My father and I sat downstairs as Sheena showered. I gathered all my library books into a tote bag and waited while my father went through his pocket calendar, double checking the notes for Sheena's appointments with specialists. Finally, she came down the stairs, her long curly hair in a ponytail, dressed in faded blue jeans and a bright green t-shirt. She still seemed pale and a little tired, but she smiled so brightly that you almost didn't see it. "Ready to go?"

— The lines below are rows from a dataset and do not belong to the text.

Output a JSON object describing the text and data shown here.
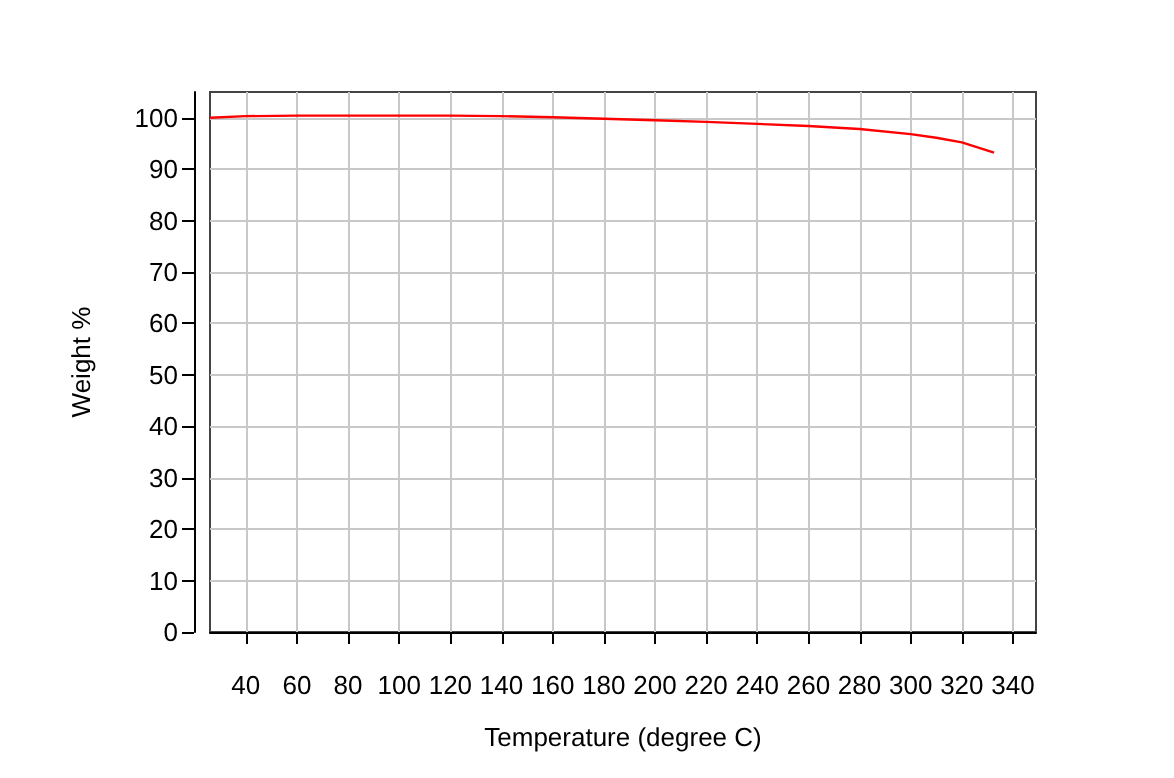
{
  "chart_data": {
    "type": "line",
    "xlabel": "Temperature (degree C)",
    "ylabel": "Weight %",
    "series": [
      {
        "color": "#ff0000",
        "x": [
          26,
          40,
          60,
          80,
          100,
          120,
          140,
          160,
          180,
          200,
          220,
          240,
          260,
          280,
          300,
          310,
          320,
          332.6
        ],
        "values": [
          100,
          100.3,
          100.4,
          100.4,
          100.4,
          100.4,
          100.3,
          100.1,
          99.8,
          99.5,
          99.2,
          98.8,
          98.4,
          97.8,
          96.8,
          96.1,
          95.2,
          93.2
        ]
      }
    ],
    "xlim": [
      26,
      349
    ],
    "xticks": [
      40,
      60,
      80,
      100,
      120,
      140,
      160,
      180,
      200,
      220,
      240,
      260,
      280,
      300,
      320,
      340
    ],
    "ylim": [
      0,
      105
    ],
    "yticks": [
      0,
      10,
      20,
      30,
      40,
      50,
      60,
      70,
      80,
      90,
      100
    ],
    "grid": true,
    "marker": "none",
    "line_style": "solid"
  }
}
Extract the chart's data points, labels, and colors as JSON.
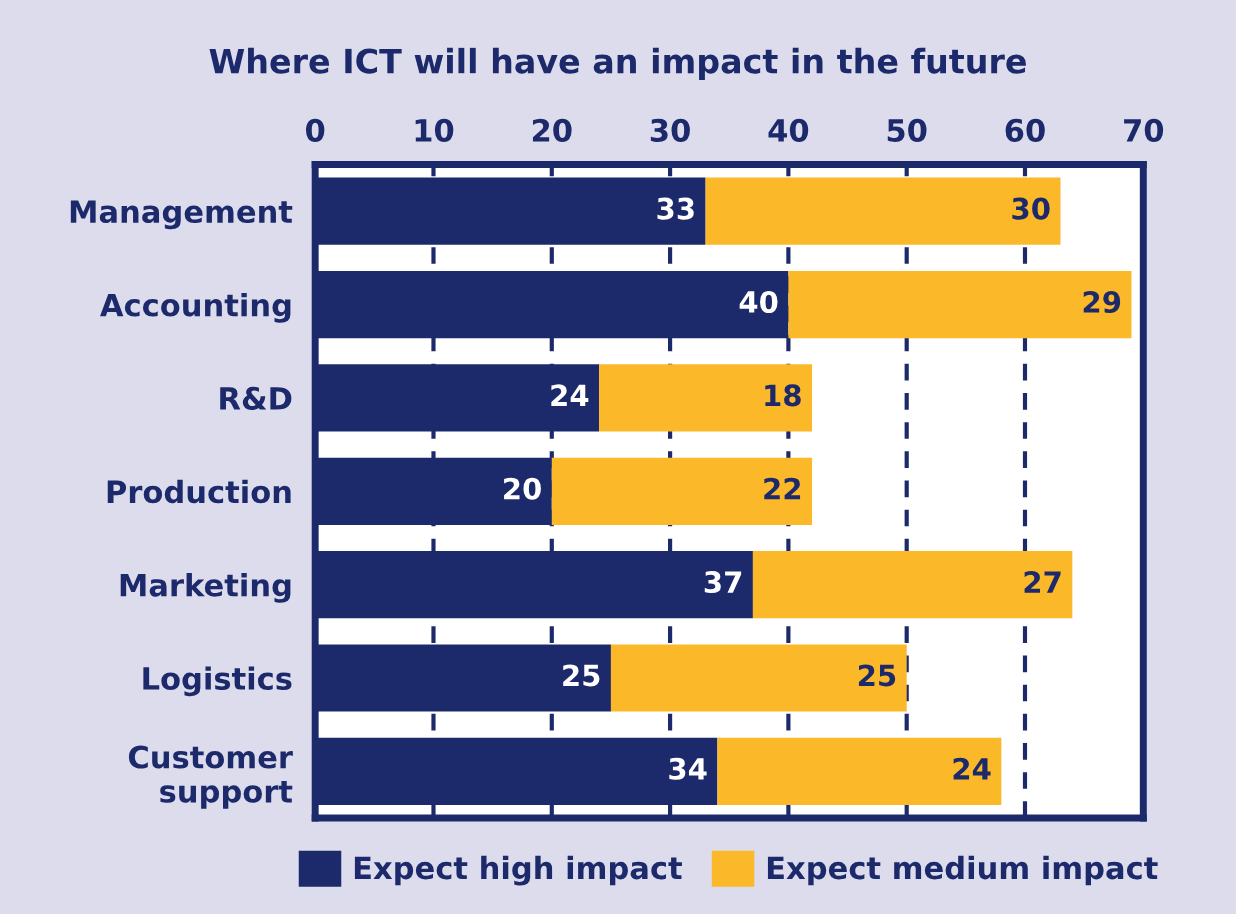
{
  "chart_data": {
    "type": "bar",
    "title": "Where ICT will have an impact in the future",
    "orientation": "horizontal",
    "stacked": true,
    "categories": [
      "Management",
      "Accounting",
      "R&D",
      "Production",
      "Marketing",
      "Logistics",
      "Customer\nsupport"
    ],
    "series": [
      {
        "name": "Expect high impact",
        "color": "#1c2a6b",
        "values": [
          33,
          40,
          24,
          20,
          37,
          25,
          34
        ]
      },
      {
        "name": "Expect medium impact",
        "color": "#fbb829",
        "values": [
          30,
          29,
          18,
          22,
          27,
          25,
          24
        ]
      }
    ],
    "xlim": [
      0,
      70
    ],
    "xticks": [
      0,
      10,
      20,
      30,
      40,
      50,
      60,
      70
    ],
    "grid": "x",
    "line_style": "dashed",
    "legend": "bottom",
    "data_labels": true
  }
}
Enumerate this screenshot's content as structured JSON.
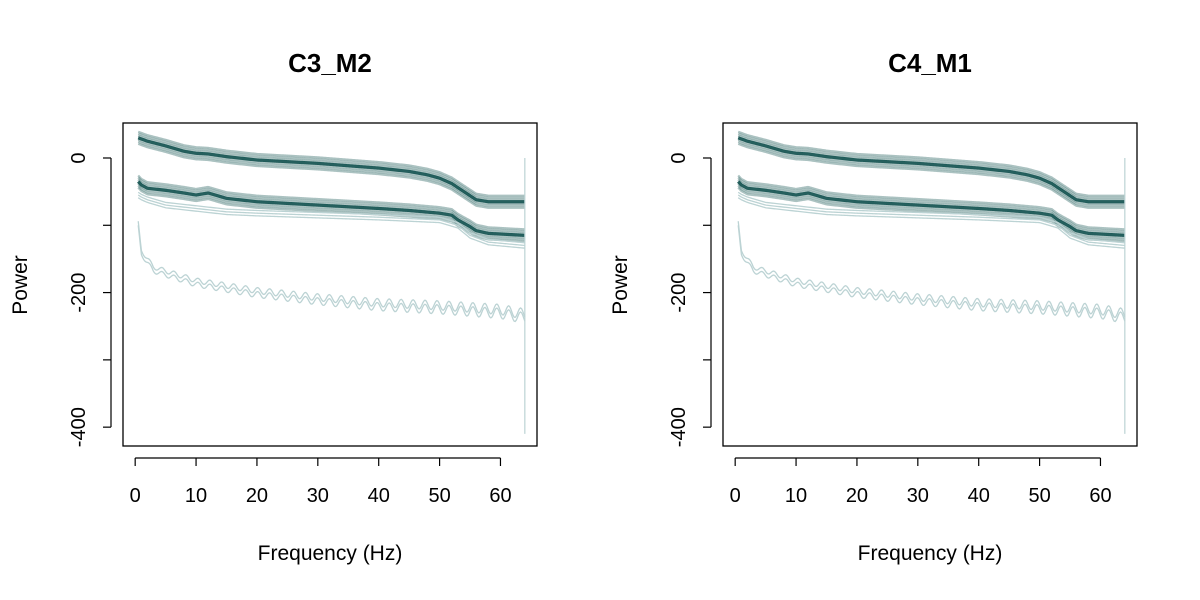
{
  "colors": {
    "dark": "#0e4f4d",
    "light": "#bcd3d4",
    "axis": "#000000"
  },
  "chart_data": [
    {
      "type": "line",
      "title": "C3_M2",
      "xlabel": "Frequency (Hz)",
      "ylabel": "Power",
      "xlim": [
        -2,
        66
      ],
      "ylim": [
        -428,
        52
      ],
      "xticks": [
        0,
        10,
        20,
        30,
        40,
        50,
        60
      ],
      "xtick_labels": [
        "0",
        "10",
        "20",
        "30",
        "40",
        "50",
        "60"
      ],
      "yticks": [
        0,
        -100,
        -200,
        -300,
        -400
      ],
      "ytick_labels": [
        "0",
        "",
        "-200",
        "",
        "-400"
      ],
      "grid": false,
      "series": [
        {
          "style": "dark-band",
          "x": [
            0.5,
            2,
            5,
            8,
            10,
            12,
            15,
            20,
            30,
            40,
            45,
            48,
            50,
            52,
            54,
            56,
            58,
            64
          ],
          "y": [
            30,
            25,
            18,
            10,
            7,
            6,
            2,
            -3,
            -8,
            -15,
            -20,
            -25,
            -30,
            -38,
            -50,
            -62,
            -65,
            -65
          ]
        },
        {
          "style": "dark-band",
          "x": [
            0.5,
            1,
            2,
            5,
            8,
            10,
            12,
            15,
            20,
            30,
            40,
            45,
            50,
            52,
            53,
            55,
            56,
            58,
            64
          ],
          "y": [
            -35,
            -40,
            -45,
            -48,
            -52,
            -55,
            -52,
            -60,
            -65,
            -70,
            -75,
            -78,
            -82,
            -85,
            -92,
            -102,
            -108,
            -112,
            -115
          ]
        },
        {
          "style": "light",
          "x": [
            0.5,
            1,
            2,
            5,
            10,
            15,
            20,
            30,
            40,
            50,
            53,
            55,
            58,
            64
          ],
          "y": [
            -55,
            -58,
            -62,
            -70,
            -75,
            -80,
            -82,
            -85,
            -88,
            -92,
            -100,
            -115,
            -125,
            -130
          ]
        },
        {
          "style": "light-osc",
          "x": [
            0.5,
            1,
            3,
            10,
            20,
            30,
            40,
            50,
            60,
            64
          ],
          "y": [
            -100,
            -140,
            -165,
            -185,
            -200,
            -210,
            -218,
            -222,
            -228,
            -235
          ]
        }
      ]
    },
    {
      "type": "line",
      "title": "C4_M1",
      "xlabel": "Frequency (Hz)",
      "ylabel": "Power",
      "xlim": [
        -2,
        66
      ],
      "ylim": [
        -428,
        52
      ],
      "xticks": [
        0,
        10,
        20,
        30,
        40,
        50,
        60
      ],
      "xtick_labels": [
        "0",
        "10",
        "20",
        "30",
        "40",
        "50",
        "60"
      ],
      "yticks": [
        0,
        -100,
        -200,
        -300,
        -400
      ],
      "ytick_labels": [
        "0",
        "",
        "-200",
        "",
        "-400"
      ],
      "grid": false,
      "series": [
        {
          "style": "dark-band",
          "x": [
            0.5,
            2,
            5,
            8,
            10,
            12,
            15,
            20,
            30,
            40,
            45,
            48,
            50,
            52,
            54,
            56,
            58,
            64
          ],
          "y": [
            30,
            25,
            18,
            10,
            7,
            6,
            2,
            -3,
            -8,
            -15,
            -20,
            -25,
            -30,
            -38,
            -50,
            -62,
            -65,
            -65
          ]
        },
        {
          "style": "dark-band",
          "x": [
            0.5,
            1,
            2,
            5,
            8,
            10,
            12,
            15,
            20,
            30,
            40,
            45,
            50,
            52,
            53,
            55,
            56,
            58,
            64
          ],
          "y": [
            -35,
            -40,
            -45,
            -48,
            -52,
            -55,
            -52,
            -60,
            -65,
            -70,
            -75,
            -78,
            -82,
            -85,
            -92,
            -102,
            -108,
            -112,
            -115
          ]
        },
        {
          "style": "light",
          "x": [
            0.5,
            1,
            2,
            5,
            10,
            15,
            20,
            30,
            40,
            50,
            53,
            55,
            58,
            64
          ],
          "y": [
            -55,
            -58,
            -62,
            -70,
            -75,
            -80,
            -82,
            -85,
            -88,
            -92,
            -100,
            -115,
            -125,
            -130
          ]
        },
        {
          "style": "light-osc",
          "x": [
            0.5,
            1,
            3,
            10,
            20,
            30,
            40,
            50,
            60,
            64
          ],
          "y": [
            -100,
            -140,
            -165,
            -185,
            -200,
            -210,
            -218,
            -222,
            -228,
            -235
          ]
        }
      ]
    }
  ]
}
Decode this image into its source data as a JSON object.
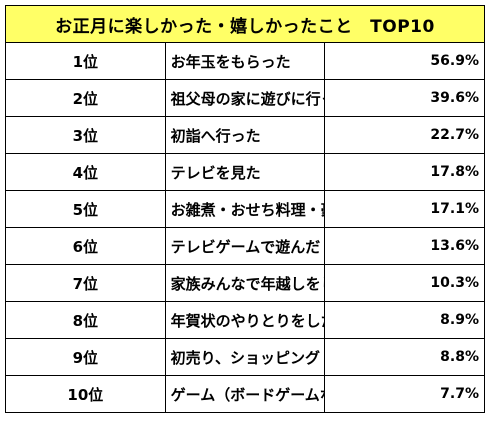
{
  "title": "お正月に楽しかった・嬉しかったこと　TOP10",
  "rows": [
    {
      "rank": "1位",
      "item": "お年玉をもらった",
      "value": "56.9%"
    },
    {
      "rank": "2位",
      "item": "祖父母の家に遊びに行った",
      "value": "39.6%"
    },
    {
      "rank": "3位",
      "item": "初詣へ行った",
      "value": "22.7%"
    },
    {
      "rank": "4位",
      "item": "テレビを見た",
      "value": "17.8%"
    },
    {
      "rank": "5位",
      "item": "お雑煮・おせち料理・豪華な料理を食べた",
      "value": "17.1%"
    },
    {
      "rank": "6位",
      "item": "テレビゲームで遊んだ",
      "value": "13.6%"
    },
    {
      "rank": "7位",
      "item": "家族みんなで年越しをした",
      "value": "10.3%"
    },
    {
      "rank": "8位",
      "item": "年賀状のやりとりをした",
      "value": "8.9%"
    },
    {
      "rank": "9位",
      "item": "初売り、ショッピング（福袋の購入除く）へ行った",
      "value": "8.8%"
    },
    {
      "rank": "10位",
      "item": "ゲーム（ボードゲームなど）で遊んだ",
      "value": "7.7%"
    }
  ],
  "colors": {
    "header_background": "#ffff66",
    "border": "#000000"
  }
}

"Let's head out," my father said, tucking his agenda back into his pocket and heading for the door. Sheena sang along to the radio on the ride there, and it almost seemed like that first night of VBS again. My father dropped us off in the gleaming glass of the library building, and we went inside. I went to return my books and the librarians at the desk greeted me, as normal. What wasn't normal was what happened afterwards. One of the librarians recognized Sheena and let out that low coo of concern. "Sheena! Are you okay? We heard about what happened, we were so worried..."
Sheena blinked slowly, tilting her head in confusion. "What?"
"Dr. Leonard said you were in the hospital and that they didn't know what was going on..."
"I was, but I wasn't really at death's door or anything. Lonnie gets a little bit dramatic sometimes," she said, with a little laugh. The librarian tried to pull her forward for more details, but she deftly deflected all of those questions. "You guys get anything good about scrapbooking? I need some new ideas..."
I slipped away to go comb the stacks for this week's books, but when I came back with an armload of fantasy novels and a few paperbacks on filmmaking, the same conversational cycle had begun to repeat itself again, this time with the local history librarian and another person I didn't quite recognize. "Sheena, how are you doing? I heard from Dr. Leonard that there was some trouble--"
"No, no, I'm okay, really, nothing to worry about. I'm doing much better..."
This conversation loop continued over and over again with different visitors to our table, all dropping by to say hello to Sheena and probe for any crumb of information, no matter how slight. The faint sense of familiarity lingered on the further edges of my mind like an itch that I could not quite reach to scratch, and I worried at it like a loose tooth.
It wasn't until we got in the car with Sheena's friend Carol that I realized how this all sounded familiar. I remembered, faintly, how people would come to visit my mother, my father and I in the church pews after her diagnosis, coming to talk to both of them in low, hushed tones about the sickness, as if I could not hear or did not know.
I couldn't breathe or speak. It was like I was remembering all over again what it was like to lose someone who mattered.
I wasn't used to having people who mattered.